The other reason is also the lack of women in senior functions and in leadership positions.
“If we want to close the pay gap and make a difference, it is the road to the top jobs that needs to be the focus. This is the pay gap problem,” added Frost.
Globally, Hay Group’s research found that women make up 40% of the workforce for clerical jobs, but only account for 27% of manager roles and 17% of executive-level jobs.
In India, that number is worse—only 10% of managers are women and 5% of women hold executive-level jobs.
But it is also important to note that the study considered only the base salaries when comparing the pay of men and women.
“There is some evidence that the gaps for variable pay are slightly larger than for the base salary, which is mostly explained by women working fewer overtime hours than men on average,” said Frost.
Experts, believe that not including variable pay does not give the complete picture as variable pay accounts for a significant part of the compensation.
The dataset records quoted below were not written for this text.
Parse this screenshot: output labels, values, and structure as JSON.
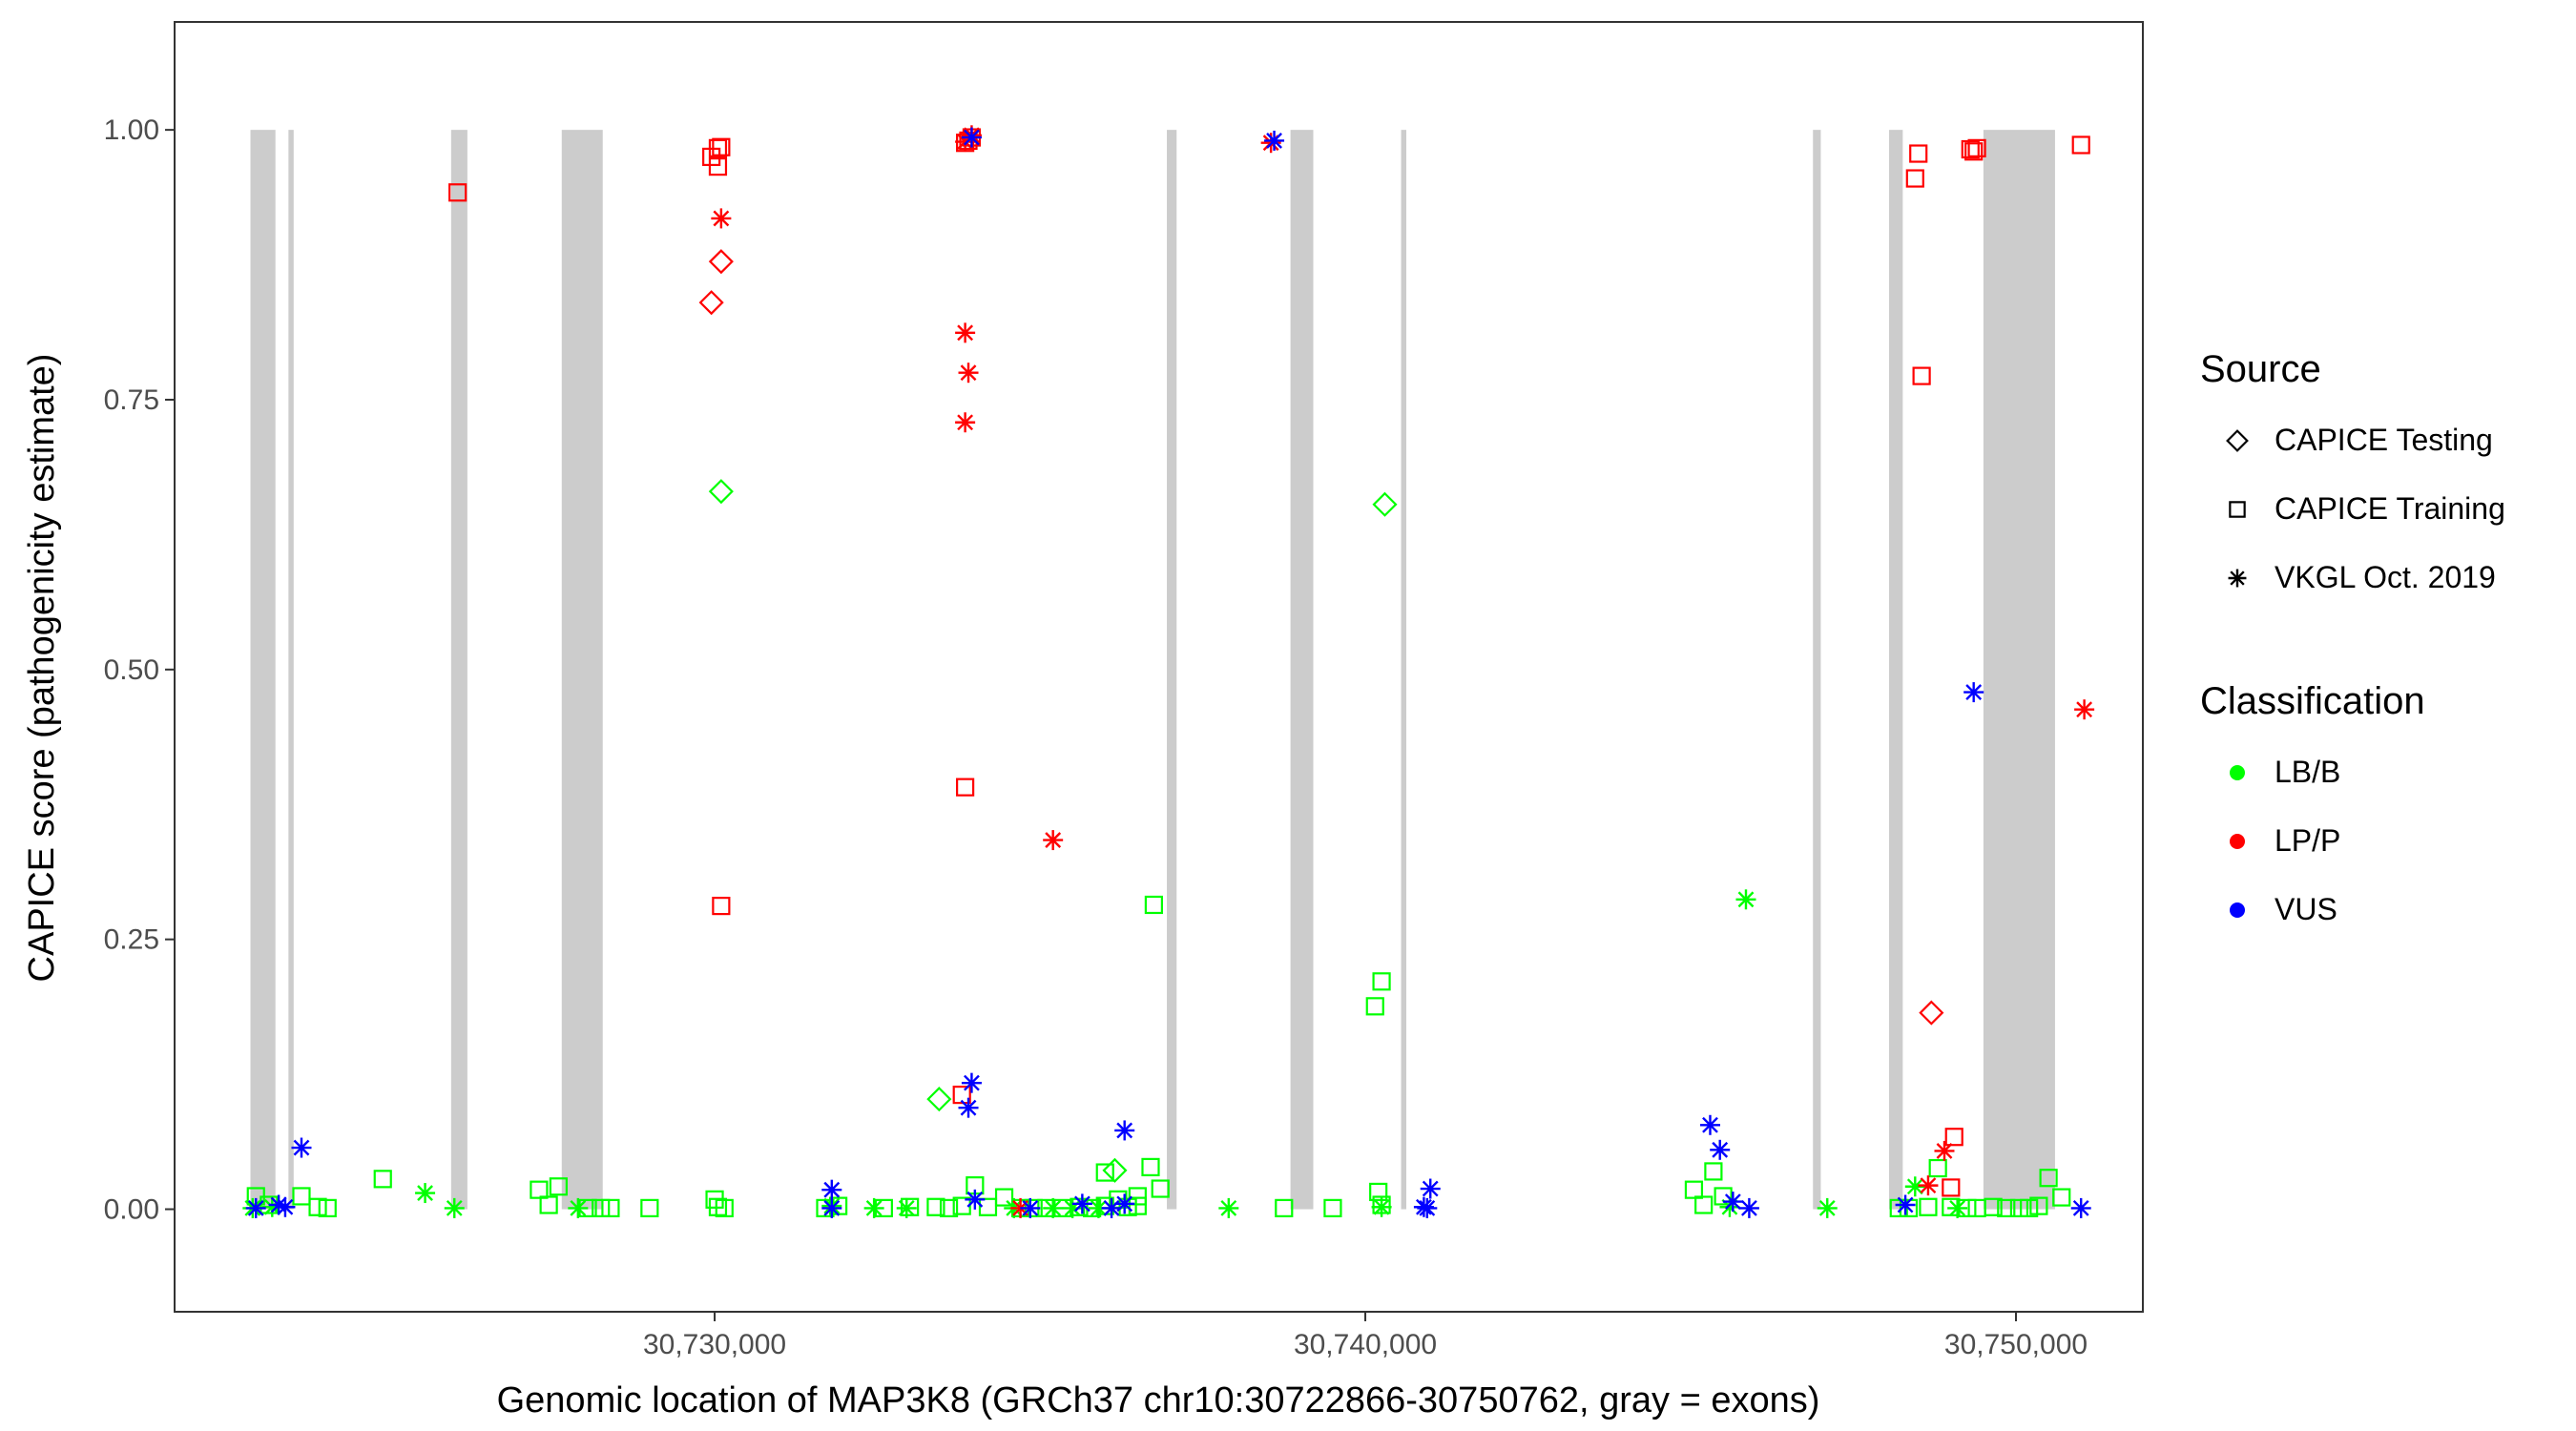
{
  "chart_data": {
    "type": "scatter",
    "title": "",
    "xlabel": "Genomic location of MAP3K8 (GRCh37 chr10:30722866-30750762, gray = exons)",
    "ylabel": "CAPICE score (pathogenicity estimate)",
    "xlim": [
      30721700,
      30751950
    ],
    "ylim": [
      -0.095,
      1.1
    ],
    "x_ticks": [
      {
        "value": 30730000,
        "label": "30,730,000"
      },
      {
        "value": 30740000,
        "label": "30,740,000"
      },
      {
        "value": 30750000,
        "label": "30,750,000"
      }
    ],
    "y_ticks": [
      {
        "value": 0,
        "label": "0.00"
      },
      {
        "value": 0.25,
        "label": "0.25"
      },
      {
        "value": 0.5,
        "label": "0.50"
      },
      {
        "value": 0.75,
        "label": "0.75"
      },
      {
        "value": 1,
        "label": "1.00"
      }
    ],
    "grid": false,
    "legend_position": "right",
    "exons": [
      [
        30722866,
        30723250
      ],
      [
        30723450,
        30723530
      ],
      [
        30725950,
        30726200
      ],
      [
        30727650,
        30728280
      ],
      [
        30736950,
        30737100
      ],
      [
        30738850,
        30739200
      ],
      [
        30740550,
        30740630
      ],
      [
        30746880,
        30747000
      ],
      [
        30748050,
        30748260
      ],
      [
        30749500,
        30750600
      ]
    ],
    "legends": [
      {
        "title": "Source",
        "entries": [
          {
            "label": "CAPICE Testing",
            "shape": "diamond"
          },
          {
            "label": "CAPICE Training",
            "shape": "square"
          },
          {
            "label": "VKGL Oct. 2019",
            "shape": "asterisk"
          }
        ]
      },
      {
        "title": "Classification",
        "entries": [
          {
            "label": "LB/B",
            "color": "#00ff00"
          },
          {
            "label": "LP/P",
            "color": "#ff0000"
          },
          {
            "label": "VUS",
            "color": "#0000ff"
          }
        ]
      }
    ],
    "colors": {
      "LB/B": "#00ff00",
      "LP/P": "#ff0000",
      "VUS": "#0000ff",
      "exon": "#cccccc"
    },
    "series": [
      {
        "name": "CAPICE Testing",
        "classification": "LB/B",
        "shape": "diamond",
        "points": [
          [
            30730100,
            0.665
          ],
          [
            30733450,
            0.102
          ],
          [
            30740300,
            0.653
          ],
          [
            30736150,
            0.036
          ]
        ]
      },
      {
        "name": "CAPICE Testing",
        "classification": "LP/P",
        "shape": "diamond",
        "points": [
          [
            30729950,
            0.84
          ],
          [
            30730100,
            0.878
          ],
          [
            30748700,
            0.182
          ]
        ]
      },
      {
        "name": "CAPICE Training",
        "classification": "LB/B",
        "shape": "square",
        "points": [
          [
            30722950,
            0.012
          ],
          [
            30723150,
            0.004
          ],
          [
            30723650,
            0.012
          ],
          [
            30723900,
            0.002
          ],
          [
            30724050,
            0.001
          ],
          [
            30724900,
            0.028
          ],
          [
            30727300,
            0.018
          ],
          [
            30727450,
            0.004
          ],
          [
            30727600,
            0.021
          ],
          [
            30728050,
            0.001
          ],
          [
            30728250,
            0.001
          ],
          [
            30728400,
            0.001
          ],
          [
            30729000,
            0.001
          ],
          [
            30730000,
            0.009
          ],
          [
            30730050,
            0.002
          ],
          [
            30730150,
            0.001
          ],
          [
            30731700,
            0.001
          ],
          [
            30731900,
            0.003
          ],
          [
            30732600,
            0.001
          ],
          [
            30733000,
            0.002
          ],
          [
            30733400,
            0.002
          ],
          [
            30733600,
            0.001
          ],
          [
            30733800,
            0.003
          ],
          [
            30734000,
            0.022
          ],
          [
            30734200,
            0.002
          ],
          [
            30734450,
            0.011
          ],
          [
            30734700,
            0.001
          ],
          [
            30734900,
            0.001
          ],
          [
            30735100,
            0.001
          ],
          [
            30735350,
            0.001
          ],
          [
            30735600,
            0.002
          ],
          [
            30735800,
            0.001
          ],
          [
            30736000,
            0.003
          ],
          [
            30736200,
            0.009
          ],
          [
            30736350,
            0.002
          ],
          [
            30736000,
            0.034
          ],
          [
            30736500,
            0.012
          ],
          [
            30736700,
            0.039
          ],
          [
            30736750,
            0.282
          ],
          [
            30736850,
            0.019
          ],
          [
            30736500,
            0.003
          ],
          [
            30738750,
            0.001
          ],
          [
            30739500,
            0.001
          ],
          [
            30740150,
            0.188
          ],
          [
            30740250,
            0.211
          ],
          [
            30740200,
            0.016
          ],
          [
            30740250,
            0.004
          ],
          [
            30745050,
            0.018
          ],
          [
            30745200,
            0.004
          ],
          [
            30745350,
            0.035
          ],
          [
            30745500,
            0.012
          ],
          [
            30748200,
            0.001
          ],
          [
            30748350,
            0.001
          ],
          [
            30748650,
            0.002
          ],
          [
            30748800,
            0.038
          ],
          [
            30749000,
            0.002
          ],
          [
            30749250,
            0.001
          ],
          [
            30749400,
            0.001
          ],
          [
            30749650,
            0.002
          ],
          [
            30749850,
            0.001
          ],
          [
            30750050,
            0.001
          ],
          [
            30750200,
            0.001
          ],
          [
            30750350,
            0.003
          ],
          [
            30750500,
            0.029
          ],
          [
            30750700,
            0.011
          ]
        ]
      },
      {
        "name": "CAPICE Training",
        "classification": "LP/P",
        "shape": "square",
        "points": [
          [
            30726050,
            0.942
          ],
          [
            30729950,
            0.975
          ],
          [
            30730050,
            0.983
          ],
          [
            30730100,
            0.984
          ],
          [
            30730050,
            0.966
          ],
          [
            30730100,
            0.281
          ],
          [
            30733850,
            0.391
          ],
          [
            30733800,
            0.106
          ],
          [
            30733850,
            0.988
          ],
          [
            30733900,
            0.99
          ],
          [
            30733950,
            0.993
          ],
          [
            30748450,
            0.955
          ],
          [
            30748500,
            0.978
          ],
          [
            30748550,
            0.772
          ],
          [
            30749300,
            0.982
          ],
          [
            30749350,
            0.98
          ],
          [
            30749400,
            0.983
          ],
          [
            30751000,
            0.986
          ],
          [
            30749050,
            0.067
          ],
          [
            30749000,
            0.02
          ]
        ]
      },
      {
        "name": "VKGL Oct. 2019",
        "classification": "LB/B",
        "shape": "asterisk",
        "points": [
          [
            30722900,
            0.001
          ],
          [
            30723200,
            0.002
          ],
          [
            30725550,
            0.015
          ],
          [
            30726000,
            0.001
          ],
          [
            30727900,
            0.001
          ],
          [
            30731800,
            0.003
          ],
          [
            30732450,
            0.001
          ],
          [
            30732950,
            0.001
          ],
          [
            30734600,
            0.001
          ],
          [
            30735200,
            0.001
          ],
          [
            30735500,
            0.001
          ],
          [
            30735900,
            0.001
          ],
          [
            30737900,
            0.001
          ],
          [
            30740250,
            0.002
          ],
          [
            30745600,
            0.002
          ],
          [
            30745850,
            0.287
          ],
          [
            30747100,
            0.001
          ],
          [
            30748450,
            0.021
          ],
          [
            30749100,
            0.001
          ]
        ]
      },
      {
        "name": "VKGL Oct. 2019",
        "classification": "LP/P",
        "shape": "asterisk",
        "points": [
          [
            30730100,
            0.918
          ],
          [
            30733850,
            0.812
          ],
          [
            30733900,
            0.775
          ],
          [
            30733850,
            0.729
          ],
          [
            30733850,
            0.989
          ],
          [
            30733950,
            0.995
          ],
          [
            30735200,
            0.342
          ],
          [
            30734700,
            0.001
          ],
          [
            30738550,
            0.988
          ],
          [
            30748650,
            0.022
          ],
          [
            30748900,
            0.054
          ],
          [
            30751050,
            0.463
          ]
        ]
      },
      {
        "name": "VKGL Oct. 2019",
        "classification": "VUS",
        "shape": "asterisk",
        "points": [
          [
            30723650,
            0.057
          ],
          [
            30722950,
            0.001
          ],
          [
            30723300,
            0.004
          ],
          [
            30723400,
            0.002
          ],
          [
            30731800,
            0.018
          ],
          [
            30731800,
            0.001
          ],
          [
            30733900,
            0.094
          ],
          [
            30733950,
            0.117
          ],
          [
            30734000,
            0.009
          ],
          [
            30733950,
            0.993
          ],
          [
            30734850,
            0.001
          ],
          [
            30735650,
            0.005
          ],
          [
            30736100,
            0.001
          ],
          [
            30736300,
            0.073
          ],
          [
            30736300,
            0.005
          ],
          [
            30738600,
            0.99
          ],
          [
            30740900,
            0.002
          ],
          [
            30741000,
            0.019
          ],
          [
            30740950,
            0.001
          ],
          [
            30745300,
            0.078
          ],
          [
            30745450,
            0.055
          ],
          [
            30745650,
            0.007
          ],
          [
            30745900,
            0.001
          ],
          [
            30748300,
            0.004
          ],
          [
            30749350,
            0.479
          ],
          [
            30751000,
            0.001
          ]
        ]
      }
    ]
  }
}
“Without variable pay, the data is not representative, as women lack the ability to sell their performance as well as men, affecting their ability to earn more for their performance,” said Geetha Kannan, managing director of The Anita Borg Institute, a non-profit that works to foster gender diversity in the technology sector.
Also, even within a function, the pay that employees can earn within a band varies much more than 3.5%; so a pay gap of 3.5% seems to be on the lower side, said Kannan.
Job site Monster.com last week released a report that said the gender pay gap varies as much as 34.9% in the manufacturing sector to 17.7% in the banking, finance and insurance sector.
Sucharita Palepu, global head of people policies and practices at Tech Mahindra Ltd, however, said that even if one includes variable pay, there is not a perceivable difference in what men and women earn in a similar role in a company.
But she did concede that as a function of negotiation, men tend to earn more than women, as men possess better negotiation skills.
“All good employers do not have any element of compensation that gets governed by gender. So, by design, pay is designed based on the role, the criticality and the performance,” said Sandeep Chaudhary, chief executive officer at Aon Hewitt India.
However, he said that employees have different preferences based on their gender, age and income, and that could influence the way the employees are paid, thereby creating a pay gap.
In India, women account for only 23-24% of the total labour force and generate a mere 17% of the share of the gross domestic product (GDP), a 2015 McKinsey Global Institute study found.
This figure is far below the global average, where female workers generate 37% of the world’s GDP.
Also, a gender pay gap usually emerges over time.
“Women and men in the technology sector start out with equal pay, responsibility and aspirations. However, by the time they are 12 years into their careers, women tend to receive Rs.3.8 lakh lesser salary than men,” said Shachi Irde, executive director, Catalyst India WRC, a not-for-profit that works to expand opportunities for women.